An international team led by researchers at Harvard Medical School and Massachusetts General Hospital has devised a new way to approach the problem of multidrug-resistant fungal infections that can be life-threatening to people with weakened immune systems.
By homing in on two proteins that allow pathogenic yeast called Candida glabrata to evade standard antifungal treatment, the team found a compound that prevents the proteins from interacting with each other and re-sensitizes the yeast to the antifungals in animal models.
“We found the Achilles heel in the drug resistance pathway,” said Haribabu Arthanari, lecturer on biological chemistry and molecular pharmacology at HMS and one of three senior authors of the study, published Feb. 17 in Nature.

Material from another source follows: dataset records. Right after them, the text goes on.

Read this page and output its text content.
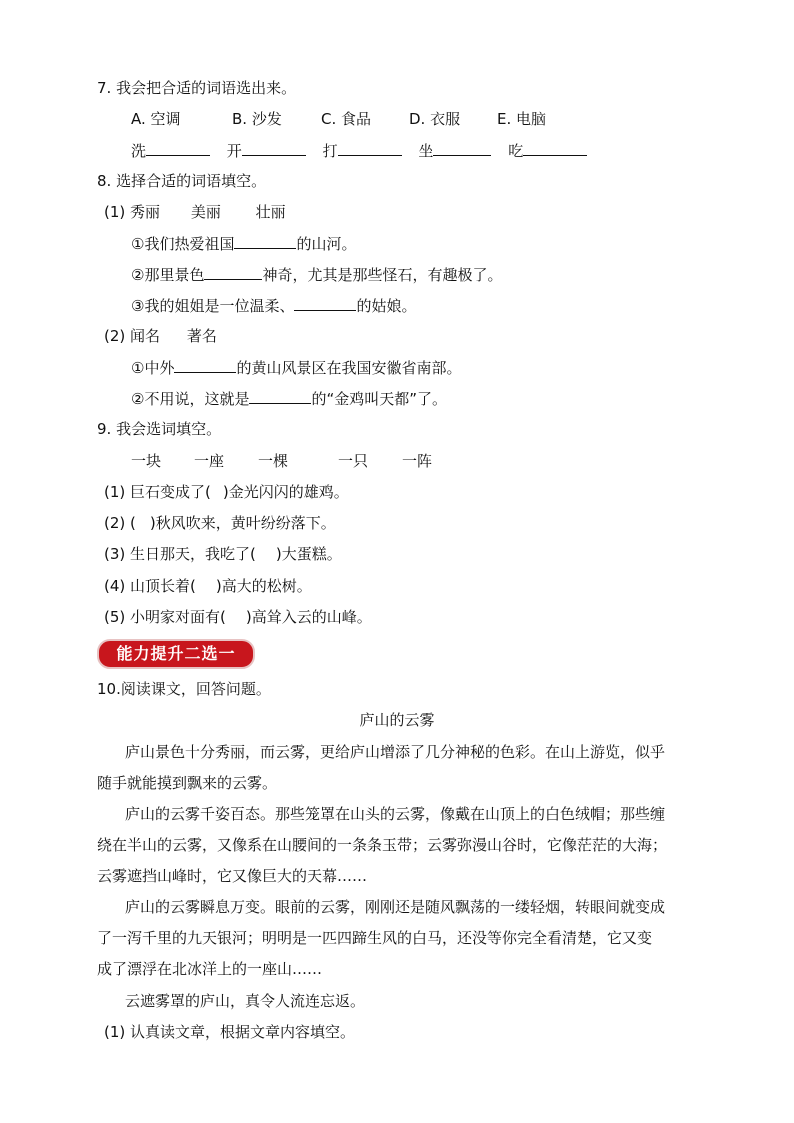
7. 我会把合适的词语选出来。
A. 空调	B. 沙发	C. 食品	D. 衣服 E. 电脑
洗	开	打	坐	吃
8. 选择合适的词语填空。
(1) 秀丽 美丽 壮丽
①我们热爱祖国	的山河。
②那里景色	神奇，尤其是那些怪石，有趣极了。
③我的姐姐是一位温柔、	的姑娘。
(2) 闻名 著名
①中外	的黄山风景区在我国安徽省南部。
②不用说，这就是	的“金鸡叫天都”了。
9. 我会选词填空。
一块 一座 一棵	一只 一阵
(1) 巨石变成了( )金光闪闪的雄鸡。
(2) ( )秋风吹来，黄叶纷纷落下。
(3) 生日那天，我吃了( )大蛋糕。
(4) 山顶长着( )高大的松树。
(5) 小明家对面有( )高耸入云的山峰。
能力提升二选一
10.阅读课文，回答问题。
庐山的云雾
庐山景色十分秀丽，而云雾，更给庐山增添了几分神秘的色彩。在山上游览，似乎
随手就能摸到飘来的云雾。
庐山的云雾千姿百态。那些笼罩在山头的云雾，像戴在山顶上的白色绒帽；那些缠
绕在半山的云雾，又像系在山腰间的一条条玉带；云雾弥漫山谷时，它像茫茫的大海；
云雾遮挡山峰时，它又像巨大的天幕……
庐山的云雾瞬息万变。眼前的云雾，刚刚还是随风飘荡的一缕轻烟，转眼间就变成
了一泻千里的九天银河；明明是一匹四蹄生风的白马，还没等你完全看清楚，它又变
成了漂浮在北冰洋上的一座山……
云遮雾罩的庐山，真令人流连忘返。
(1) 认真读文章，根据文章内容填空。
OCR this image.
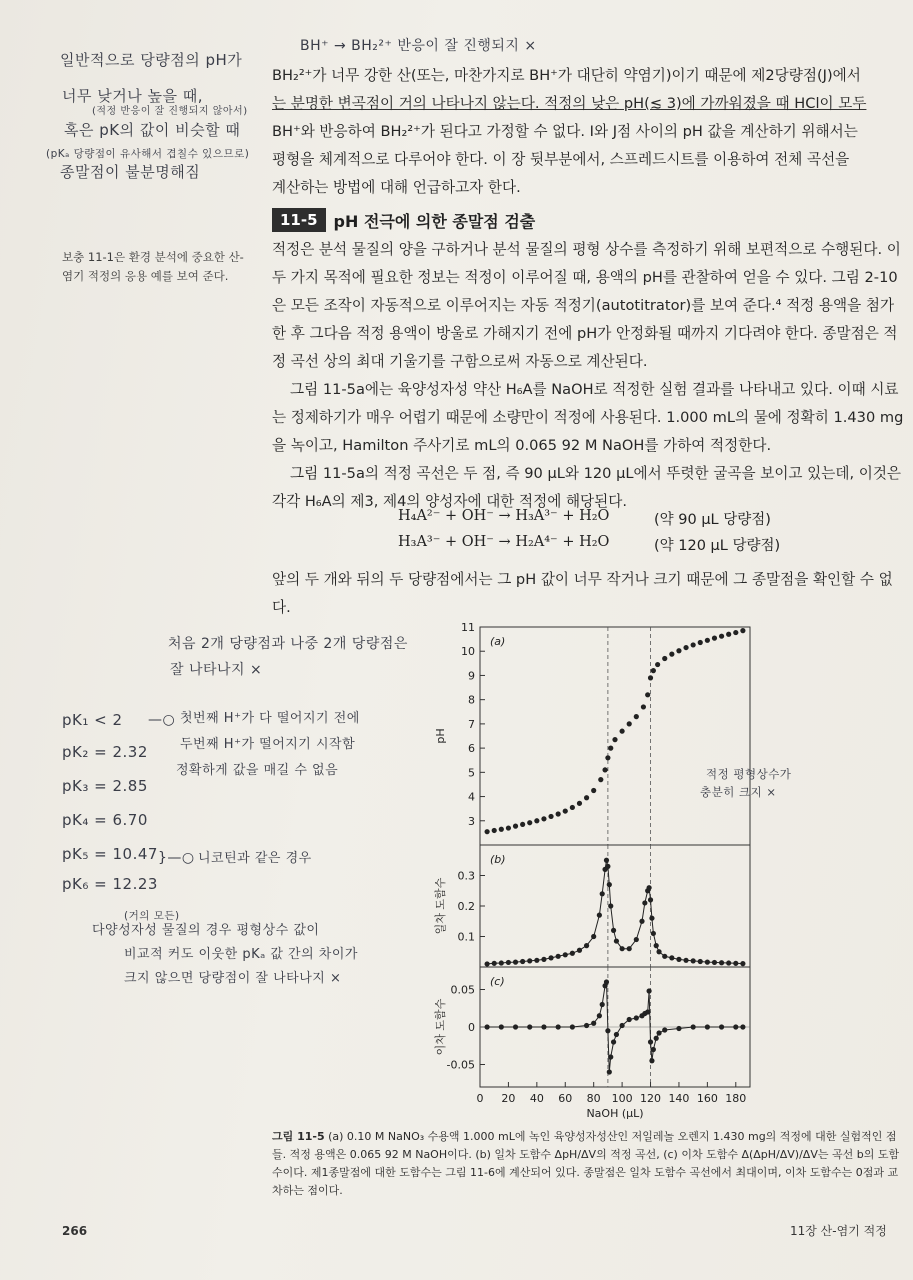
BH⁺ → BH₂²⁺ 반응이 잘 진행되지 ×
일반적으로 당량점의 pH가
너무 낮거나 높을 때,
(적정 반응이 잘 진행되지 않아서)
혹은 pK의 값이 비슷할 때
(pKₐ 당량점이 유사해서 겹칠수 있으므로)
종말점이 불분명해짐

BH₂²⁺가 너무 강한 산(또는, 마찬가지로 BH⁺가 대단히 약염기)이기 때문에 제2당량점(J)에서

는 분명한 변곡점이 거의 나타나지 않는다. 적정의 낮은 pH(≲ 3)에 가까워졌을 때 HCl이 모두

BH⁺와 반응하여 BH₂²⁺가 된다고 가정할 수 없다. I와 J점 사이의 pH 값을 계산하기 위해서는

평형을 체계적으로 다루어야 한다. 이 장 뒷부분에서, 스프레드시트를 이용하여 전체 곡선을

계산하는 방법에 대해 언급하고자 한다.

11-5	pH 전극에 의한 종말점 검출
보충 11-1은 환경 분석에 중요한 산-염기 적정의 응용 예를 보여 준다.

적정은 분석 물질의 양을 구하거나 분석 물질의 평형 상수를 측정하기 위해 보편적으로 수행된다. 이 두 가지 목적에 필요한 정보는 적정이 이루어질 때, 용액의 pH를 관찰하여 얻을 수 있다. 그림 2-10은 모든 조작이 자동적으로 이루어지는 자동 적정기(autotitrator)를 보여 준다.⁴ 적정 용액을 첨가한 후 그다음 적정 용액이 방울로 가해지기 전에 pH가 안정화될 때까지 기다려야 한다. 종말점은 적정 곡선 상의 최대 기울기를 구함으로써 자동으로 계산된다.

그림 11-5a에는 육양성자성 약산 H₆A를 NaOH로 적정한 실험 결과를 나타내고 있다. 이때 시료는 정제하기가 매우 어렵기 때문에 소량만이 적정에 사용된다. 1.000 mL의 물에 정확히 1.430 mg을 녹이고, Hamilton 주사기로 mL의 0.065 92 M NaOH를 가하여 적정한다.

그림 11-5a의 적정 곡선은 두 점, 즉 90 μL와 120 μL에서 뚜렷한 굴곡을 보이고 있는데, 이것은 각각 H₆A의 제3, 제4의 양성자에 대한 적정에 해당된다.

H₄A²⁻ + OH⁻ → H₃A³⁻ + H₂O	(약 90 μL 당량점)
H₃A³⁻ + OH⁻ → H₂A⁴⁻ + H₂O	(약 120 μL 당량점)
앞의 두 개와 뒤의 두 당량점에서는 그 pH 값이 너무 작거나 크기 때문에 그 종말점을 확인할 수 없다.
처음 2개 당량점과 나중 2개 당량점은
잘 나타나지 ×
pK₁ < 2
pK₂ = 2.32
pK₃ = 2.85
pK₄ = 6.70
pK₅ = 10.47
pK₆ = 12.23
—○ 첫번째 H⁺가 다 떨어지기 전에
두번째 H⁺가 떨어지기 시작함
정확하게 값을 매길 수 없음
}—○ 니코틴과 같은 경우
(거의 모든)
다양성자성 물질의 경우 평형상수 값이
비교적 커도 이웃한 pKₐ 값 간의 차이가
크지 않으면 당량점이 잘 나타나지 ×
3
4
5
6
7
8
9
10
11
pH
(a)
0.1
0.2
0.3
일차 도함수
(b)
-0.05
0
0.05
이차 도함수
(c)
0 20 40 60 80 100 120 140 160 180
NaOH (μL)
적정 평형상수가
충분히 크지 ×
그림 11-5 (a) 0.10 M NaNO₃ 수용액 1.000 mL에 녹인 육양성자성산인 저일레놀 오렌지 1.430 mg의 적정에 대한 실험적인 점들. 적정 용액은 0.065 92 M NaOH이다. (b) 일차 도함수 ΔpH/ΔV의 적정 곡선, (c) 이차 도함수 Δ(ΔpH/ΔV)/ΔV는 곡선 b의 도함수이다. 제1종말점에 대한 도함수는 그림 11-6에 계산되어 있다. 종말점은 일차 도함수 곡선에서 최대이며, 이차 도함수는 0점과 교차하는 점이다.
266	11장 산-염기 적정
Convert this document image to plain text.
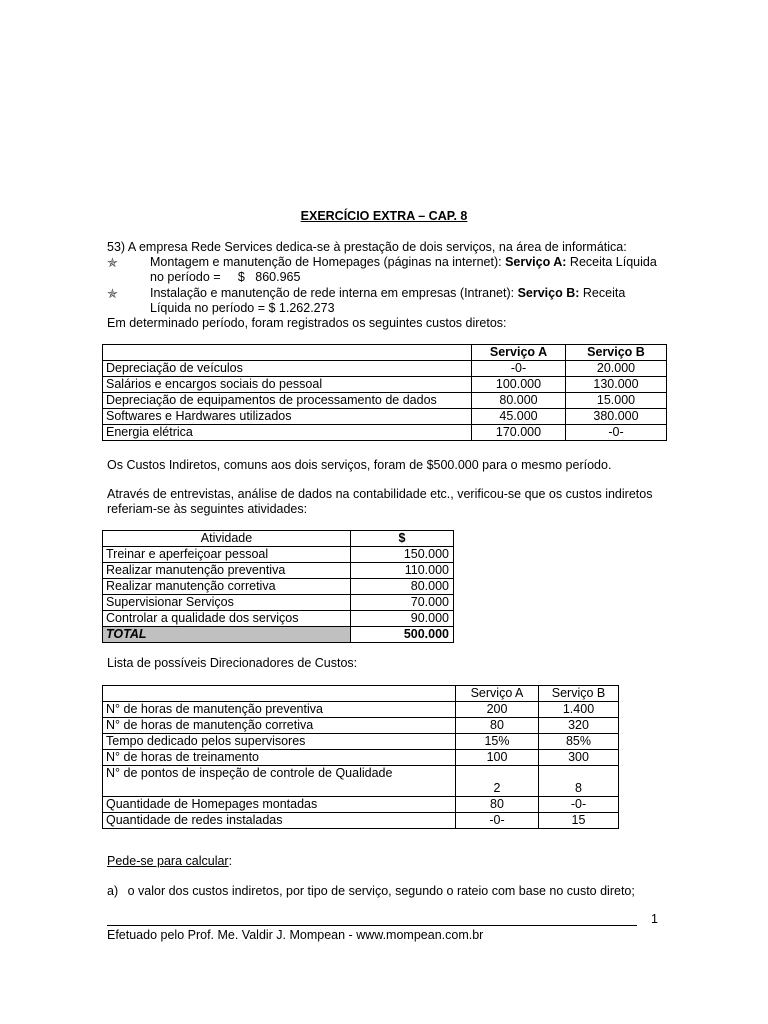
EXERCÍCIO EXTRA – CAP. 8
53) A empresa Rede Services dedica-se à prestação de dois serviços, na área de informática:
✯	Montagem e manutenção de Homepages (páginas na internet): Serviço A: Receita Líquida
no período =     $   860.965
✯	Instalação e manutenção de rede interna em empresas (Intranet): Serviço B: Receita
Líquida no período = $ 1.262.273
Em determinado período, foram registrados os seguintes custos diretos:
	Serviço A	Serviço B
Depreciação de veículos	-0-	20.000
Salários e encargos sociais do pessoal	100.000	130.000
Depreciação de equipamentos de processamento de dados	80.000	15.000
Softwares e Hardwares utilizados	45.000	380.000
Energia elétrica	170.000	-0-
Os Custos Indiretos, comuns aos dois serviços, foram de $500.000 para o mesmo período.
Através de entrevistas, análise de dados na contabilidade etc., verificou-se que os custos indiretos
referiam-se às seguintes atividades:
Atividade	$
Treinar e aperfeiçoar pessoal	150.000
Realizar manutenção preventiva	110.000
Realizar manutenção corretiva	80.000
Supervisionar Serviços	70.000
Controlar a qualidade dos serviços	90.000
TOTAL	500.000
Lista de possíveis Direcionadores de Custos:
	Serviço A	Serviço B
N° de horas de manutenção preventiva	200	1.400
N° de horas de manutenção corretiva	80	320
Tempo dedicado pelos supervisores	15%	85%
N° de horas de treinamento	100	300
N° de pontos de inspeção de controle de Qualidade	2	8
Quantidade de Homepages montadas	80	-0-
Quantidade de redes instaladas	-0-	15
Pede-se para calcular:
a) o valor dos custos indiretos, por tipo de serviço, segundo o rateio com base no custo direto;
1
Efetuado pelo Prof. Me. Valdir J. Mompean - www.mompean.com.br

Although only a small percentage of compounds that show promise in preclinical studies ultimately become successful treatments in humans, the findings offer a potential solution for treating C. glabrata.
“Eventually this may help save lives, and I would be very happy if it succeeds in doing so,” said co-senior author Gerhard Wagner, the Elkan Blout Professor of Biological Chemistry and Molecular Pharmacology at HMS.
The work provides evidence that, despite previous skepticism from some scientists, proteins that activate gene transcription can be targeted by drugs.
“We have identified a weak link in a gene activation pathway that could be therapeutically exploited,” said Anders Näär, HMS professor of cell biology at Mass General and the third co-senior author of the study. “This approach may potentially be applied to other transcriptional regulatory pathways implicated in human diseases.”
People with Candida infections are typically given antifungal drugs called azoles. But with increasing frequency, the yeast cells are able to make molecular pumps that flush out the drug. C. glabrata is especially resistant to treatment.
The HMS and Mass General team wanted to prevent production of the so-called efflux pumps. One way to do it was to disrupt the pathway that turns on the pump genes.
When azoles enter a resistant yeast cell, a sentry protein in the nucleus called Pdr1p senses the drugs and recruits a large protein complex called Mediator. Together, they switch on the efflux pump genes by allowing RNA polymerase II to read the genes and start efflux pump production.
In 2008, the HMS and Mass General team discovered that Mediator attaches to Pdr1p via a specific structure called KIX—and found that by genetically deleting the KIX structure they reduced the yeast’s efflux pump production.
This gave researchers a potential drug target.
In the new study, Arthanari, working closely with Andras Boeszoermenyi, HMS research fellow in the Wagner lab, used nuclear magnetic resonance (NMR) to gain a detailed molecular understanding of the KIX structure.
Solving the structure allowed them to devise a method to search a library of 150,000 small molecules for one that would attach to KIX and thus prevent Mediator from binding to Pdr1p—breaking the chain of events that activate the efflux pumps.
They got a hit.
Joy Nishikawa, HMS instructor of cell biology in the Näär lab and first author of the paper, along with colleagues in Switzerland, Italy, Bulgaria and India, conducted in-depth functional studies to evaluate the compound in antifungal-resistant yeast. They revealed that the compound was able to lower drug resistance in yeast cell cultures and in animal models of fungal disease.
The compound didn’t have much effect on its own, nor did azoles alone. But when the two were given in combination, the efflux pumps didn’t turn on and the yeast succumbed to the azoles.
The researchers named the compound iKIX1, short for “inhibitor of KIX, compound number 1.”
Hope for human health
The next step, Arthanari said, is to use chemistry to improve iKIX1 to make it a better drug candidate and then advance it to human clinical trials as a combination therapy with existing azoles.
Drug-resistant C. glabrata often have mutations in the PDR1 gene that permanently turn on their efflux pumps. The researchers hope that compounds such as iKIX1 that target multidrug resistance will ultimately help treat infections such as these, where even high doses of azoles alone don’t work.
More broadly, the work opens the possibility of targeting other transcription activators associated with human disease. The team is now exploring whether it can take a similar approach to find inhibitors of a human protein that turns on cholesterol and fat genes.
“Such compounds could serve as novel therapeutics for cardio-metabolic diseases and cancers,” Näär said.